Posted on Monday, Jul 22, 2019

The moments in which I have developed the most are the ones that placed me in unfamiliar situations. I was uncomfortable when I left my small high school of 300 students to attend a university of around 70,000, but I dove in and became part of a community that took me to new heights.

I was extremely nervous in the spring semester of my freshman year when I boarded my first plane to travel to Costa Rica for an A&M service/learning trip. Since then, I’ve traveled to 10 additional countries and have committed to attaining fluency in Spanish.

I was overwhelmed during my first internship in Santiago, Chile where I was left largely to my own devices to navigate a new city, job, life, and culture for 3 months and 5,000 miles from home. Through that experience I learned the importance of cultural awareness and how to be adaptable in difficult situations.

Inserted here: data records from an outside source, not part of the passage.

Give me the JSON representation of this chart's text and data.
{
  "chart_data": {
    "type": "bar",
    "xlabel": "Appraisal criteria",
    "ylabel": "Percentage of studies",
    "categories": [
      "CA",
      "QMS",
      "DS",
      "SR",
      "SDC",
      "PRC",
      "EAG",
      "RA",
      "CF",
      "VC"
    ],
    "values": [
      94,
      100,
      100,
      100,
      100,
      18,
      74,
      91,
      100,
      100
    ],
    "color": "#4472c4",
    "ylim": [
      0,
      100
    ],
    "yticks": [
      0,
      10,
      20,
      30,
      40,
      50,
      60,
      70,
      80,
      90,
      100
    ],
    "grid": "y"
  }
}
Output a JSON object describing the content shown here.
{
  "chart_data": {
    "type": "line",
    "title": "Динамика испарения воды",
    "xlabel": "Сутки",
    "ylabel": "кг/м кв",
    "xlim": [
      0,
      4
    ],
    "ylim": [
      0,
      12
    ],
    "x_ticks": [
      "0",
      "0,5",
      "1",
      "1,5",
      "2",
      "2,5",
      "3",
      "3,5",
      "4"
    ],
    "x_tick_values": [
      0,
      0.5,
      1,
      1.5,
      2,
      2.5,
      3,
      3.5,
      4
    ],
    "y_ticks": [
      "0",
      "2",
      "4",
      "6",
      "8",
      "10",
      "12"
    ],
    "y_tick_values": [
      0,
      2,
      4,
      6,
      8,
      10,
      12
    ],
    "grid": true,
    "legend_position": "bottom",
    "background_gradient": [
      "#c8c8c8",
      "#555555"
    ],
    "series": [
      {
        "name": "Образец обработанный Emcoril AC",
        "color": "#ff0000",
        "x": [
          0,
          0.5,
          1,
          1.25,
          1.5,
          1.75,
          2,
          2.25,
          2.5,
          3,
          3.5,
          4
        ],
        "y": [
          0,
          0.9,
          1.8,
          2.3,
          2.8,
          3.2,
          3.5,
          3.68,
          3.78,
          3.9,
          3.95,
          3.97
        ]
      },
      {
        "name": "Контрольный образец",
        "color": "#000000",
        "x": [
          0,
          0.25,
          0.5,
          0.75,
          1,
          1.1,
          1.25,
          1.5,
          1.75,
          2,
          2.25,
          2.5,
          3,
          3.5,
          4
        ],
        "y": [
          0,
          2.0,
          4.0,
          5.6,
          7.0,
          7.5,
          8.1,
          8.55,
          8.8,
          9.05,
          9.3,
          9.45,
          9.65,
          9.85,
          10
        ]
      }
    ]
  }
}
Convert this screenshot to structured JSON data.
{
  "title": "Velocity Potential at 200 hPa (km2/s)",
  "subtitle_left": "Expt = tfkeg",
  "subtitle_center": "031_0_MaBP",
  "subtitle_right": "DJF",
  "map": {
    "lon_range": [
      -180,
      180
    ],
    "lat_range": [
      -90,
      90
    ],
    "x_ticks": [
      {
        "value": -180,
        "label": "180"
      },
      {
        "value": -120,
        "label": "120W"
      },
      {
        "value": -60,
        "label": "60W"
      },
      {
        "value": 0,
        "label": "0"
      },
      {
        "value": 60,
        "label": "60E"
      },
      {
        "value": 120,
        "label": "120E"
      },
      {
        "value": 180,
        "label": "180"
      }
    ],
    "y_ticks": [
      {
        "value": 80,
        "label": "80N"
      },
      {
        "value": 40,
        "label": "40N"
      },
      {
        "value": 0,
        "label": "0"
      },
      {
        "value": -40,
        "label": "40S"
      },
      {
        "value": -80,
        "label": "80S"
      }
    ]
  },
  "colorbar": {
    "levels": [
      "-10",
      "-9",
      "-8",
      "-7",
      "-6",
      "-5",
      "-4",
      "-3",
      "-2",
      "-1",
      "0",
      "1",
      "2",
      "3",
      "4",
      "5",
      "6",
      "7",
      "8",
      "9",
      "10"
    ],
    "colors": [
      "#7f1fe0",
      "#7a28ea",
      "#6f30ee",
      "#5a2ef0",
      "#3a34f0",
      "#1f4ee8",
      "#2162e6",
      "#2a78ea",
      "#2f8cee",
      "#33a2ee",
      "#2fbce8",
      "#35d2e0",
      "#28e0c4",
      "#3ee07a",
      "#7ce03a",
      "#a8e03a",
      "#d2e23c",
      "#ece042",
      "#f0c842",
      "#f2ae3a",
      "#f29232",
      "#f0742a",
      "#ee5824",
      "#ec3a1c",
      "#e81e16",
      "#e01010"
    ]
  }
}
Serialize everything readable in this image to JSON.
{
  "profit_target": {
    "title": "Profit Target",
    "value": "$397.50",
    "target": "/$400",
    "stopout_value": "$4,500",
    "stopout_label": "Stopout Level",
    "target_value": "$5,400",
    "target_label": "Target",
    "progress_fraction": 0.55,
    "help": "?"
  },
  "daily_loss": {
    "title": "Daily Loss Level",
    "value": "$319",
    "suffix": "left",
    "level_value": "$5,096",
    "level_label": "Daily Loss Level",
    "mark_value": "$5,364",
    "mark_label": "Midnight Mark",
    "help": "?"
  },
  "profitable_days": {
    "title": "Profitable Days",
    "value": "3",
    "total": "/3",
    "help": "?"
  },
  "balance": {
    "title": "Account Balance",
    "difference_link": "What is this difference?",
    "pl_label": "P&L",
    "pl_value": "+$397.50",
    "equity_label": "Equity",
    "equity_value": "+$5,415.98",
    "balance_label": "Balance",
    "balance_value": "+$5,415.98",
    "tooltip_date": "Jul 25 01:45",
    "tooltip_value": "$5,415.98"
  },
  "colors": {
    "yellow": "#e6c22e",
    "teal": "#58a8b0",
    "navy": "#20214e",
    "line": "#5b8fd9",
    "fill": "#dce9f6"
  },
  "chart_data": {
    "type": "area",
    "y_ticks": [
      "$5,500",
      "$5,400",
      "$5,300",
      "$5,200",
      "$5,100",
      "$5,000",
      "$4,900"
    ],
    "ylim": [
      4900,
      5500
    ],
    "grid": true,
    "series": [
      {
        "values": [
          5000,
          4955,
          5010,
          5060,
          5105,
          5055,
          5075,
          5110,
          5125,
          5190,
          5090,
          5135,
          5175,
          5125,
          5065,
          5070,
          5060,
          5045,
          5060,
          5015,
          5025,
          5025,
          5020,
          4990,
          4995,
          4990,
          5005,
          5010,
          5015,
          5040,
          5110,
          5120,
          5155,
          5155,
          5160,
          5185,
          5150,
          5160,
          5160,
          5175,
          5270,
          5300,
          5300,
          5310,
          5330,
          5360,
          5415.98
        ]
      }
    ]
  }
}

Now, in Spain for my PPIP internship, I expected the experience to be easier because I had already interned abroad. However, while I felt comfortable being away from home, I was not comfortable with the unforeseen challenges that this experience would provide.

After an entire college career of believing that I knew exactly what I wanted to do after graduation, this internship showed me that my interests were not completely satisfied by a public servant position with the U.S. government. At this point I had two choices; Pursue the path that I’ve been working at for three years or find something that better fits my passion. One path was familiar and the other was an unexplored space.

I reflected on my life thus far and was able to recognize that stepping out of my comfort zone always enabled me to experience the greatest degree of self-development. The question I asked myself was: “why should this time be any different?”.

With a looming graduation date, it seemed wrong to not yet have my life planned out. It felt as it I was setting myself up for failure. I wanted to discourage myself from stepping off the career path that I knew so well because I had already come “so far” in my mind. But the true failure would be to avoid the challenge of finding where my passions could best be utilized just because it would be a challenge.

Sure, there is a timeline on obtaining a degree but that doesn’t mean there is a timeline to plan the future. The future is too unpredictable and the only certainly lies in the guarantee of trials in life. You can take these challenges by the horns and see where they take you, or you can avoid them and remain “comfortable”. For me, I refuse to limit my challenges when I could challenge my limits instead.